According to a detailed FDA review of Phase III clinical trial data submitted by Johnson & Johnson, the vaccine was 66 percent effective at preventing moderate to severe COVID-19 at 28 days after vaccination. (Johnson & Johnson defined moderate cases to include cases that had two symptoms, such as cough and fever, which would have been classified as simply “symptomatic” infections in other trials.)
The international trial, which involved over 44,000 participants in various trial sites, had different efficacies in different places. In the US, the overall efficacy was slightly higher, at 72 percent. But in places where variants of concern are widely circulating, the efficacy fell. It was 64 percent effective in South Africa, and 61 percent effective in Latin America.
Reassuringly, the efficacy against severe and critical disease was high across the board, in all the trial locations and across age groups. Efficacy against severe disease was 85 percent overall 28 days after vaccination. By location, efficacy against severe disease in the US was at 86 percent, 82 percent in South Africa, and 88 percent in Brazil. In a further analysis, there were zero hospitalizations among vaccinated participants and 16 in the placebo group. As of February 5, there were seven COVID-19-related deaths in the trial, all of which were in the placebo group.

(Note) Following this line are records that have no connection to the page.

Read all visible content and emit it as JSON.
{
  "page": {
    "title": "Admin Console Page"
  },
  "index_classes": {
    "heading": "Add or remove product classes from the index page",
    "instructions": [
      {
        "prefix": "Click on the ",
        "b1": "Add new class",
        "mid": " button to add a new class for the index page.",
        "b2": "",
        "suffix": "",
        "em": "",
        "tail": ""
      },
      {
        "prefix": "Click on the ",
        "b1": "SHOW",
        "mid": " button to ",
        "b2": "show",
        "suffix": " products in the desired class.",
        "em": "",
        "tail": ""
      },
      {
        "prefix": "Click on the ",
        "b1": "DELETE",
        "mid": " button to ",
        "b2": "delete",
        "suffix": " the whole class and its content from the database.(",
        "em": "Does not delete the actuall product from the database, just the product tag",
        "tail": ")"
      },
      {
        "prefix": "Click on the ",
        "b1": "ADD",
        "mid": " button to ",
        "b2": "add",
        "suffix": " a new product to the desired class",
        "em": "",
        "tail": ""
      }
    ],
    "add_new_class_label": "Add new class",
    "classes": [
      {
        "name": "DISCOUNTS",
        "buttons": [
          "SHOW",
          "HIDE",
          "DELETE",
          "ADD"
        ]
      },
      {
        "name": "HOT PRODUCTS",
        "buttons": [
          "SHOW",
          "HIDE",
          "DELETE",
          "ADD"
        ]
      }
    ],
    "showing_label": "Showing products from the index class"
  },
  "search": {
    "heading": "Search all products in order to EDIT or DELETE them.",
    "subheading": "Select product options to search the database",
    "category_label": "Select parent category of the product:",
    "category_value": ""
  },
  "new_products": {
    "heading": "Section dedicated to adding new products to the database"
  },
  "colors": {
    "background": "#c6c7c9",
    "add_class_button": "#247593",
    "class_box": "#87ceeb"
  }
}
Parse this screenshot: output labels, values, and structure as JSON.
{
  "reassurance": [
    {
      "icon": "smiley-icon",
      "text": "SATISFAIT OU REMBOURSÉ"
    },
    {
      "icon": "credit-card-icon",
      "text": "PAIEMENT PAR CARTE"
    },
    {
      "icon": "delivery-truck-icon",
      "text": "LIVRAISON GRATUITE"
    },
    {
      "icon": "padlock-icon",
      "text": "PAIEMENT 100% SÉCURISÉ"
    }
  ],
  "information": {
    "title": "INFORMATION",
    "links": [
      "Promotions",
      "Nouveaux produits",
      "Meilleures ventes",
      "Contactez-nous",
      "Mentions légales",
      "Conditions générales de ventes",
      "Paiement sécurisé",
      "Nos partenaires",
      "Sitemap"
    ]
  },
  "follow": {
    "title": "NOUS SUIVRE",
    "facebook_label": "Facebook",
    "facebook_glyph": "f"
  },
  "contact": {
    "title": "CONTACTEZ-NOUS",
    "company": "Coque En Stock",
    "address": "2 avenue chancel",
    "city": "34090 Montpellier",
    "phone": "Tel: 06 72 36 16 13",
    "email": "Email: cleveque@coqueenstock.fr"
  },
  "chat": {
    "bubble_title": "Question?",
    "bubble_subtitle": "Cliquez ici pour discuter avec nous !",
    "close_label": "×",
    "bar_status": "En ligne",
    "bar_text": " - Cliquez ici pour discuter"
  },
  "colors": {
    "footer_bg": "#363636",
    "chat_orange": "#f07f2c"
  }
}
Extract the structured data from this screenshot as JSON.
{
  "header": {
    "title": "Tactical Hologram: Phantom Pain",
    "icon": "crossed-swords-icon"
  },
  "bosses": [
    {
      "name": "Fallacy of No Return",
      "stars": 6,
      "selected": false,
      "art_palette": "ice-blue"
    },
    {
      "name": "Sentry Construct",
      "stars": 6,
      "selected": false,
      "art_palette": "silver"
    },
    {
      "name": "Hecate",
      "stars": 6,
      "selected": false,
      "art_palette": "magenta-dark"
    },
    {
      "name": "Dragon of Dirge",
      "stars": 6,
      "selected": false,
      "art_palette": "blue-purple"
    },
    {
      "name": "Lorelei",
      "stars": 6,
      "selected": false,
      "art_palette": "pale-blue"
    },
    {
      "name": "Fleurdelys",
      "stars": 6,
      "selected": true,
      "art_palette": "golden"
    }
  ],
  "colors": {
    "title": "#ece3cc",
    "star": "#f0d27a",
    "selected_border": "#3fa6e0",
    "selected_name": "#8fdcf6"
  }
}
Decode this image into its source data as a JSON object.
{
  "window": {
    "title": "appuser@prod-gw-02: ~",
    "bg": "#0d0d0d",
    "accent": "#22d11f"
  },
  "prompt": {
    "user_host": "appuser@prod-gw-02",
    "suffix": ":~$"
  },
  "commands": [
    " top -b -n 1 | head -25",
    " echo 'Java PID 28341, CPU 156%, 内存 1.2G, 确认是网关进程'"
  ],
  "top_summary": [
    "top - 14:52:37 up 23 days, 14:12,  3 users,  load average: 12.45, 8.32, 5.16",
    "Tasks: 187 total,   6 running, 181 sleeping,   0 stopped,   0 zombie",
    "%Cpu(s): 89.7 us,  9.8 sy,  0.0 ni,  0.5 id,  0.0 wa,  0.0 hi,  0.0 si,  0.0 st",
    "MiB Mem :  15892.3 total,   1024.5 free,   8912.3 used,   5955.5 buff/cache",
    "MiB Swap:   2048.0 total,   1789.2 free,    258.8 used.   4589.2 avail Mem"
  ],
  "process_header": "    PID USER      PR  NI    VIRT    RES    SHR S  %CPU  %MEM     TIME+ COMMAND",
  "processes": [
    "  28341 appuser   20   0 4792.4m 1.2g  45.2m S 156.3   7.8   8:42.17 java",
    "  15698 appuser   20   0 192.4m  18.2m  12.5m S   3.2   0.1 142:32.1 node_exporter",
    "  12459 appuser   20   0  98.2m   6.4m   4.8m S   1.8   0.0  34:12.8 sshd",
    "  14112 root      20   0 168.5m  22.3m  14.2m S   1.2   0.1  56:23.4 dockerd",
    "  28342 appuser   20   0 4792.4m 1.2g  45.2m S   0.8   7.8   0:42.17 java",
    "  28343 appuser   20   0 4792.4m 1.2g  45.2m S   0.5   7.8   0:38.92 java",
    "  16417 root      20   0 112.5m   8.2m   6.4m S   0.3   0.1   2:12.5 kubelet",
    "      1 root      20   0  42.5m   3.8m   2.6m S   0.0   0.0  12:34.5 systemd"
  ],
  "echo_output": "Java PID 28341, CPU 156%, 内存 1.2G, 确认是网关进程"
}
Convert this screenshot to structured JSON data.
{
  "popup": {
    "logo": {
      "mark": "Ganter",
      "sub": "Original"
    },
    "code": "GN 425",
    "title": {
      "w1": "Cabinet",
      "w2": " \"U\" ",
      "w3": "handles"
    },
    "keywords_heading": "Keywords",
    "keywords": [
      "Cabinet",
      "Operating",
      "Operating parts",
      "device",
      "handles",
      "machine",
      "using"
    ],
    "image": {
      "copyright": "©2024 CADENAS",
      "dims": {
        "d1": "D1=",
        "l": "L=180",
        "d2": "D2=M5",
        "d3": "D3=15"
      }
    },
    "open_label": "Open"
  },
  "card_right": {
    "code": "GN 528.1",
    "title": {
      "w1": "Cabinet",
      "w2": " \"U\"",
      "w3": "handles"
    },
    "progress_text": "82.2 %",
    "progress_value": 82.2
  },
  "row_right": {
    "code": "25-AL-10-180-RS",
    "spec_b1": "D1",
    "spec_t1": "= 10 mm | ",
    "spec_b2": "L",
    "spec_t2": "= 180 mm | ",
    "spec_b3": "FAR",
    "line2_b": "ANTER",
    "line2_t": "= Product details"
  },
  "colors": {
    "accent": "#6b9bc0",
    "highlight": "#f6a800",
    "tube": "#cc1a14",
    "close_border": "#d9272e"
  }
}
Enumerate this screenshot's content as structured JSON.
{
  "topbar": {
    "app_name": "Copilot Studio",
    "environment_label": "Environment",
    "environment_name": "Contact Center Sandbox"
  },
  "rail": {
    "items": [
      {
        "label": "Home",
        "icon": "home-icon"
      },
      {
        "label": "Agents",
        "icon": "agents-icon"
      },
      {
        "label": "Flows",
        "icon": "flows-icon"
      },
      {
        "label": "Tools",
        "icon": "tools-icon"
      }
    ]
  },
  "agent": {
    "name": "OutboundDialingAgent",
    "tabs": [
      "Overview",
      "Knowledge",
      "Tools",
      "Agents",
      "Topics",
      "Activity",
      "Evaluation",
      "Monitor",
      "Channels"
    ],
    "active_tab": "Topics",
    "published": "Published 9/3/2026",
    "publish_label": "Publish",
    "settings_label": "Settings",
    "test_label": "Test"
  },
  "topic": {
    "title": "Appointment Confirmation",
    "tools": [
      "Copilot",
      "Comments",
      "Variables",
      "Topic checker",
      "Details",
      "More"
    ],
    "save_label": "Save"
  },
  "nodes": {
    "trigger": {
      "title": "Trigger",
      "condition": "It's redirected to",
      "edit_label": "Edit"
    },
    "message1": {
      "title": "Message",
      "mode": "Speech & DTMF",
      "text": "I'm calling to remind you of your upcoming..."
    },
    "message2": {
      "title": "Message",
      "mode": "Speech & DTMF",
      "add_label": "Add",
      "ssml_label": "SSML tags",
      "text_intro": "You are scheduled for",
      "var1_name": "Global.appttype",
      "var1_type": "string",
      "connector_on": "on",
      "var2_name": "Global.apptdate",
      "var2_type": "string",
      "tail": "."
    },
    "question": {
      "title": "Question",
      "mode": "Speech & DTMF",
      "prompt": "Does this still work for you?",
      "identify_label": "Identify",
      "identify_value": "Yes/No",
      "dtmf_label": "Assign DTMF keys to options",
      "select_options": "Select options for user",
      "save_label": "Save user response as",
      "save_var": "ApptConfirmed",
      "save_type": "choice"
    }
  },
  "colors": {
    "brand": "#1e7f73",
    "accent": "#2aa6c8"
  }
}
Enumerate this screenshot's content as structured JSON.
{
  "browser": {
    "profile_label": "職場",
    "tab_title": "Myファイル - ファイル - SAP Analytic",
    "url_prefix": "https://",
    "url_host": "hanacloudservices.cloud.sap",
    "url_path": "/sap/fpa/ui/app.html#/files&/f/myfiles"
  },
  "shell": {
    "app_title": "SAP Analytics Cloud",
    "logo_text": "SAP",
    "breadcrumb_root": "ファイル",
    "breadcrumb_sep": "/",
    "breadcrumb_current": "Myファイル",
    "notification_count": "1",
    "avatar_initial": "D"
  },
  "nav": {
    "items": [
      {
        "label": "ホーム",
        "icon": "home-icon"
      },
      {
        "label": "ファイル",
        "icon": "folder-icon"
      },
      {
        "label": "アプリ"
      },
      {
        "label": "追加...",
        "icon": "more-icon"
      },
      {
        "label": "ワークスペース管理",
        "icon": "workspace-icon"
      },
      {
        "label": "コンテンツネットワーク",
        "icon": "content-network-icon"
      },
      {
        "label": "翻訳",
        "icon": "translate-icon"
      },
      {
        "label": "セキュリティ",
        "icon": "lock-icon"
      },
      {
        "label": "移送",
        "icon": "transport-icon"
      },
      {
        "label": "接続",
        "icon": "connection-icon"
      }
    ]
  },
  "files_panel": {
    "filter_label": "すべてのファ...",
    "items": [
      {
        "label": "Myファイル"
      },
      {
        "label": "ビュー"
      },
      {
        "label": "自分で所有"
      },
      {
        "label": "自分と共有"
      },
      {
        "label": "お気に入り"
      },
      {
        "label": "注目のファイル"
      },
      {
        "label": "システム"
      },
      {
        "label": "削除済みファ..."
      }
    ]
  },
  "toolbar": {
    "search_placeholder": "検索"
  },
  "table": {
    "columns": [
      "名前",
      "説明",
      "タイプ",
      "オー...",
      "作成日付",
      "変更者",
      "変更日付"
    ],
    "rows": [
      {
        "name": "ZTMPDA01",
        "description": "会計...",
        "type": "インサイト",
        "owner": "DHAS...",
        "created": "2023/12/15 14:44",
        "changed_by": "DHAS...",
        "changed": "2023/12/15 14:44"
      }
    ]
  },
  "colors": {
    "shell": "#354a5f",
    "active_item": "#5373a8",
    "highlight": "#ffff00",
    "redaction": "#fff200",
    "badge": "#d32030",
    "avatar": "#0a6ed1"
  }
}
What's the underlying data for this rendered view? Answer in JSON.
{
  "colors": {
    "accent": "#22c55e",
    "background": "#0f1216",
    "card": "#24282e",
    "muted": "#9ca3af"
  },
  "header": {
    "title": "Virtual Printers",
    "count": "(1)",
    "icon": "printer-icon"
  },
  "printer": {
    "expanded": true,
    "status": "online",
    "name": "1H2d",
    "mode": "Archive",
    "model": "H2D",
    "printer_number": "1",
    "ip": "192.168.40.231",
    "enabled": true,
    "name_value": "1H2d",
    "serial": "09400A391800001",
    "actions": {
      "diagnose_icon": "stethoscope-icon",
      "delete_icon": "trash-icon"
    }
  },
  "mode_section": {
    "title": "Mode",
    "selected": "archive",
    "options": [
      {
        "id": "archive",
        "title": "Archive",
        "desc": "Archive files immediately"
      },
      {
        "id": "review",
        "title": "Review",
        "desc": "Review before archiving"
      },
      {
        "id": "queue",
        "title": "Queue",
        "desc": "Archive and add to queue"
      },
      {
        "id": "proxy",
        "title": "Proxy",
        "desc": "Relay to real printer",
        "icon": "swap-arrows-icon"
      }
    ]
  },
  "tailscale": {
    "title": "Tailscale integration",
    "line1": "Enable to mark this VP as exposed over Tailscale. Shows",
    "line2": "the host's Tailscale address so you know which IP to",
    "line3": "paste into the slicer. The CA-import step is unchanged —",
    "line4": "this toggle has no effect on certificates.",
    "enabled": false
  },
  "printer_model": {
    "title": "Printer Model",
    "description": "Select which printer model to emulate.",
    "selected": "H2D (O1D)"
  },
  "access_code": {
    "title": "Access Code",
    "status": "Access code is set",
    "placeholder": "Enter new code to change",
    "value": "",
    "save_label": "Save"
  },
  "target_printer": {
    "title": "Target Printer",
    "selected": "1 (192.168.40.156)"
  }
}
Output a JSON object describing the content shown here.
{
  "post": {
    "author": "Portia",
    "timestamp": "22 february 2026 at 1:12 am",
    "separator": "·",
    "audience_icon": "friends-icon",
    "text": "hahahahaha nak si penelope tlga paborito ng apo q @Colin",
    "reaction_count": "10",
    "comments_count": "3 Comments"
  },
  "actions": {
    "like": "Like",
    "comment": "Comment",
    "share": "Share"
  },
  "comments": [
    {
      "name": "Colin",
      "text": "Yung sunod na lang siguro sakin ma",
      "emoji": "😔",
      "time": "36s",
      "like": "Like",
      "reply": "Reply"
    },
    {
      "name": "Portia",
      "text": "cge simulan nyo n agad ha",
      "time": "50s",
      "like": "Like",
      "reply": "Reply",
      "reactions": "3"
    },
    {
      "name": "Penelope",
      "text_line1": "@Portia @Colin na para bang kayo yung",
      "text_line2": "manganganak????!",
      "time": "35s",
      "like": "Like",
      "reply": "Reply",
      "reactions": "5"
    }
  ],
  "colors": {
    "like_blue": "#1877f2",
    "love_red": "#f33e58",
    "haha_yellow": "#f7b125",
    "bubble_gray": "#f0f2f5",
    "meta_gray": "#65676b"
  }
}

In addition, Johnson & Johnson has a 30,000-person trial in progress testing whether adding a booster shot will further increase efficacy.
As for side effects, the vaccine has a “favorable safety profile,” according to the FDA. The most common side effects seen among the 44,000 or so participants were injection site pain (49 percent), headache (39 percent), fatigue (38 percent), and myalgia (33 percent). There were 15 cases of blood-clotting-related conditions among vaccinated participants, compared with 10 in the placebo group. There were also six cases of tinnitus (ringing in the ears) among the vaccinated and zero in the placebo group. It’s unclear if these conditions were related to the vaccine.
While anaphylaxis has been a rare but documented occurrence with the mRNA vaccines, it appears to be less of a risk with Johnson & Johnson’s vaccine. There was a single case of a severe hypersensitivity reaction two days after vaccination that was considered likely related to the vaccine. But the reaction was not classified as anaphylaxis.